Der dritte Pol: Er, Sie, Es,

Nicht immer kann ich mich aber direkt verständigen. Wir müssen uns auch an uns unbekannte Dritte wenden, an Konsumenten, an Aktionäre und Arbeitnehmer (die beide oft eine so grosse Anzahl bilden, dass wir sie auch im eigenen Betrieb nicht alle kennen können), an die Öffentlichkeit. Wir wissen nicht, wie sie auf eine zweideutige Formulierung reagiert, denn wir haben kein Gegenüber, dessen Mimik uns sofort zu einer Korrektur eines Missverständnisses veranlasst und uns so ermöglicht, die Gemeinsamkeit herzustellen. Wir müssen uns also in ein uns unbekanntes Gegenüber hineindenken, uns vorstellen, wie dieses wohl reagieren könnte, wenn es unsere Worte vernimmt.

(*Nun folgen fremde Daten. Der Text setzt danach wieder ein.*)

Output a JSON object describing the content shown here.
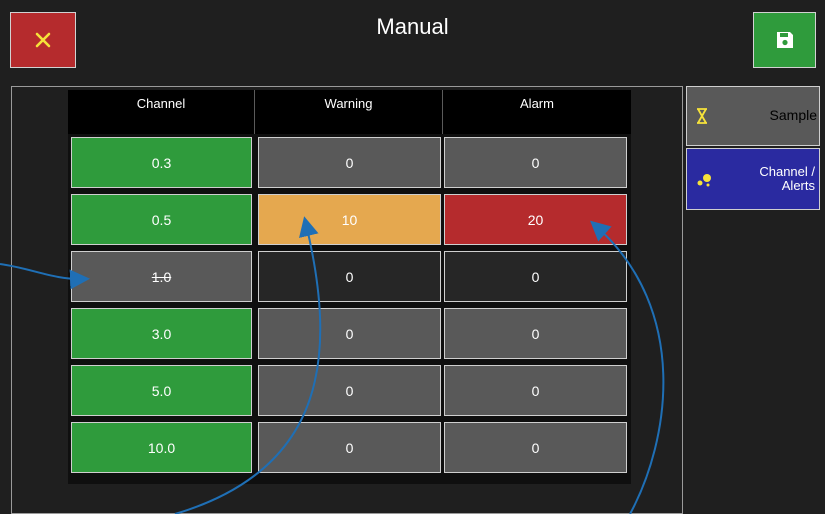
{
  "header": {
    "title": "Manual",
    "close_icon": "close-icon",
    "save_icon": "save-icon"
  },
  "table": {
    "columns": [
      "Channel",
      "Warning",
      "Alarm"
    ],
    "rows": [
      {
        "channel": "0.3",
        "warning": "0",
        "alarm": "0",
        "enabled": true
      },
      {
        "channel": "0.5",
        "warning": "10",
        "alarm": "20",
        "enabled": true
      },
      {
        "channel": "1.0",
        "warning": "0",
        "alarm": "0",
        "enabled": false
      },
      {
        "channel": "3.0",
        "warning": "0",
        "alarm": "0",
        "enabled": true
      },
      {
        "channel": "5.0",
        "warning": "0",
        "alarm": "0",
        "enabled": true
      },
      {
        "channel": "10.0",
        "warning": "0",
        "alarm": "0",
        "enabled": true
      }
    ]
  },
  "sidebar": {
    "sample": {
      "label": "Sample",
      "icon": "hourglass-icon"
    },
    "channel_alerts": {
      "label_line1": "Channel /",
      "label_line2": "Alerts",
      "icon": "dots-icon"
    }
  },
  "colors": {
    "green": "#2f9b3c",
    "red": "#b52b2d",
    "orange": "#e5a84f",
    "blue": "#2a2aa0",
    "annotation": "#1f6fb5"
  }
}
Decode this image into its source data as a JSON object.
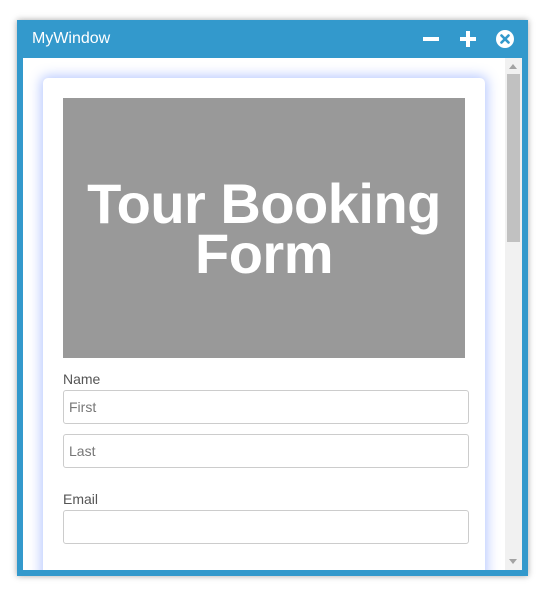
{
  "window": {
    "title": "MyWindow",
    "controls": {
      "minimize_icon": "minus-icon",
      "maximize_icon": "plus-icon",
      "close_icon": "close-circle-icon"
    },
    "colors": {
      "frame": "#3399cc",
      "hero": "#999999"
    }
  },
  "form": {
    "heading": "Tour Booking Form",
    "name_label": "Name",
    "first_placeholder": "First",
    "last_placeholder": "Last",
    "email_label": "Email",
    "email_placeholder": ""
  }
}
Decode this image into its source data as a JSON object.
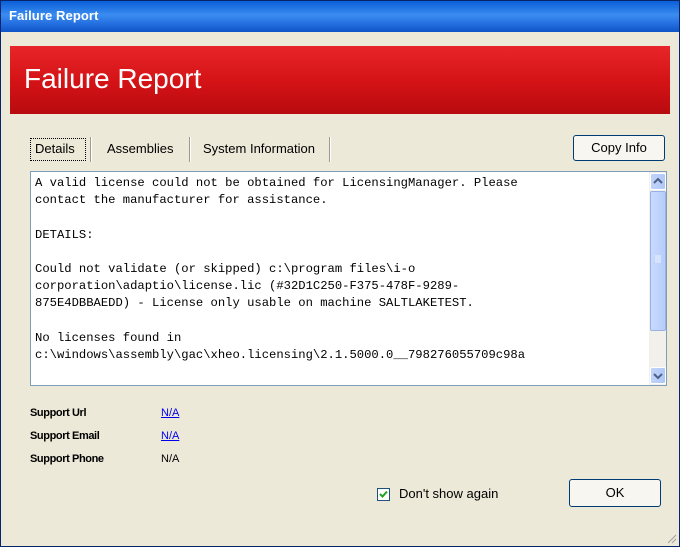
{
  "window": {
    "title": "Failure Report"
  },
  "banner": {
    "title": "Failure Report"
  },
  "tabs": [
    {
      "label": "Details"
    },
    {
      "label": "Assemblies"
    },
    {
      "label": "System Information"
    }
  ],
  "copy_button": {
    "label": "Copy Info"
  },
  "details_text": "A valid license could not be obtained for LicensingManager. Please\ncontact the manufacturer for assistance.\n\nDETAILS:\n\nCould not validate (or skipped) c:\\program files\\i-o\ncorporation\\adaptio\\license.lic (#32D1C250-F375-478F-9289-\n875E4DBBAEDD) - License only usable on machine SALTLAKETEST.\n\nNo licenses found in\nc:\\windows\\assembly\\gac\\xheo.licensing\\2.1.5000.0__798276055709c98a",
  "support": {
    "url_label": "Support Url",
    "url_value": "N/A",
    "email_label": "Support Email",
    "email_value": "N/A",
    "phone_label": "Support Phone",
    "phone_value": "N/A"
  },
  "dont_show_again": {
    "label": "Don't show again",
    "checked": true
  },
  "ok_button": {
    "label": "OK"
  },
  "colors": {
    "titlebar": "#0a5fd8",
    "banner": "#d31216",
    "dialog_bg": "#ece9d8"
  }
}
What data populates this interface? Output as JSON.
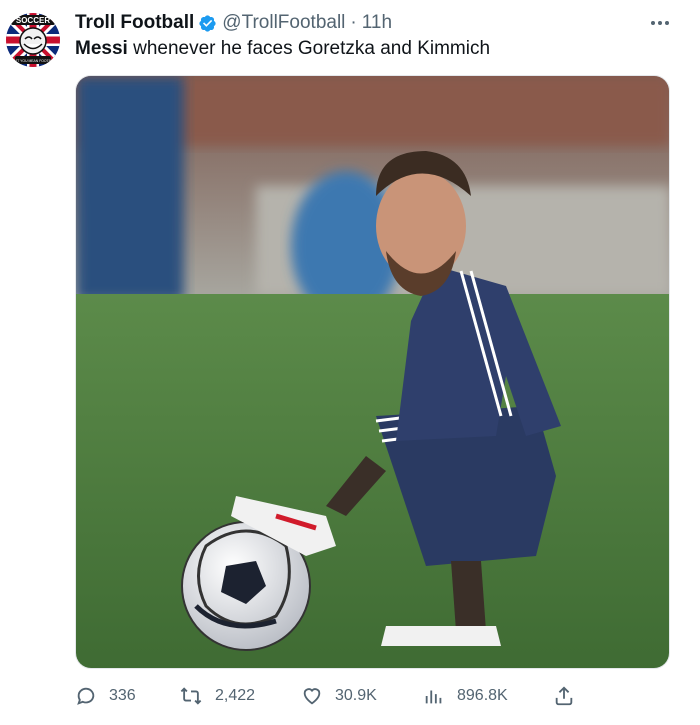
{
  "author": {
    "name": "Troll Football",
    "handle": "@TrollFootball",
    "separator": "·",
    "time": "11h",
    "avatar_text_top": "SOCCER",
    "avatar_text_bottom": "DON'T YOU MEAN FOOTBALL"
  },
  "tweet": {
    "bold_text": "Messi",
    "text": " whenever he faces Goretzka and Kimmich"
  },
  "media": {
    "description_icon": "photo-image"
  },
  "actions": {
    "replies": "336",
    "reposts": "2,422",
    "likes": "30.9K",
    "views": "896.8K"
  },
  "colors": {
    "verified": "#1d9bf0",
    "text_primary": "#0f1419",
    "text_secondary": "#536471",
    "grass": "#4d7a3e",
    "jersey": "#2f3f6c"
  }
}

Dieses Dreieck bildet ein geeignetes Gerüst für Diskurse über Fragen der Gesellschaft und der Demokratie:

  • Ich mit meinen eigenen Interessen, die ich zunächst vertrete, die ich aber nicht uneingeschränkt verwirklichen kann, weshalb ich mich mit dem
  • Du auf einen Kompromiss einigen muss, worauf du und ich erkennen, dass wir auch von Dritten abhängig sind, die wir vielleicht gar nicht kennen, von Menschen, die ausserhalb unserer Sichtwinkel leben oder die sich nicht an die Abmachungen von du und ich halten wollen.
  • Er, sie, Dritte, andere, die wir zum Teil gar nicht kennen, müssen einbezogen werden. Es müssen allgemeinverbindliche, abstrakte Gesetze und Verordnungen geschaffen werden und diese müssen auch Rücksicht auf uns Unbekannte, zum Beispiel auf künftige Generationen nehmen.

Diese drei Pole bilden die Eckwerte jeder Gemeinschaft, auch der Kommunikation. Und wie bei jeder generell abstrakten Umschreibung der Grundsätze, die für diese Gemeinsamkeit gelten sollen, drohen wir in unverbindliche Selbstverständlichkeiten abzugleiten, wogegen erst die konkrete Anwendung im Einzelfall zeigen kann, ob der Faden auch wirklich hält, was das Strickmuster versprach. Auf eine Präambel der Bundesverfassung können wir uns von links bis rechts gut einigen. Ein Parteiprogramm ist bald einmal erstellt. Die massiven Schwierigkeiten entstehen bei der Umsetzung (also dann, wenn die Liebe zur Schweiz tatsächlich vollzogen werden oder der Kapitalismus tatsächlich überwunden werden soll). Das ist bei der Kommunikation nicht anders. Wir kennen sie alle, die hehren Grundsätze guter Kommunikation, allen voran die immer wieder beschworene Wahrheit.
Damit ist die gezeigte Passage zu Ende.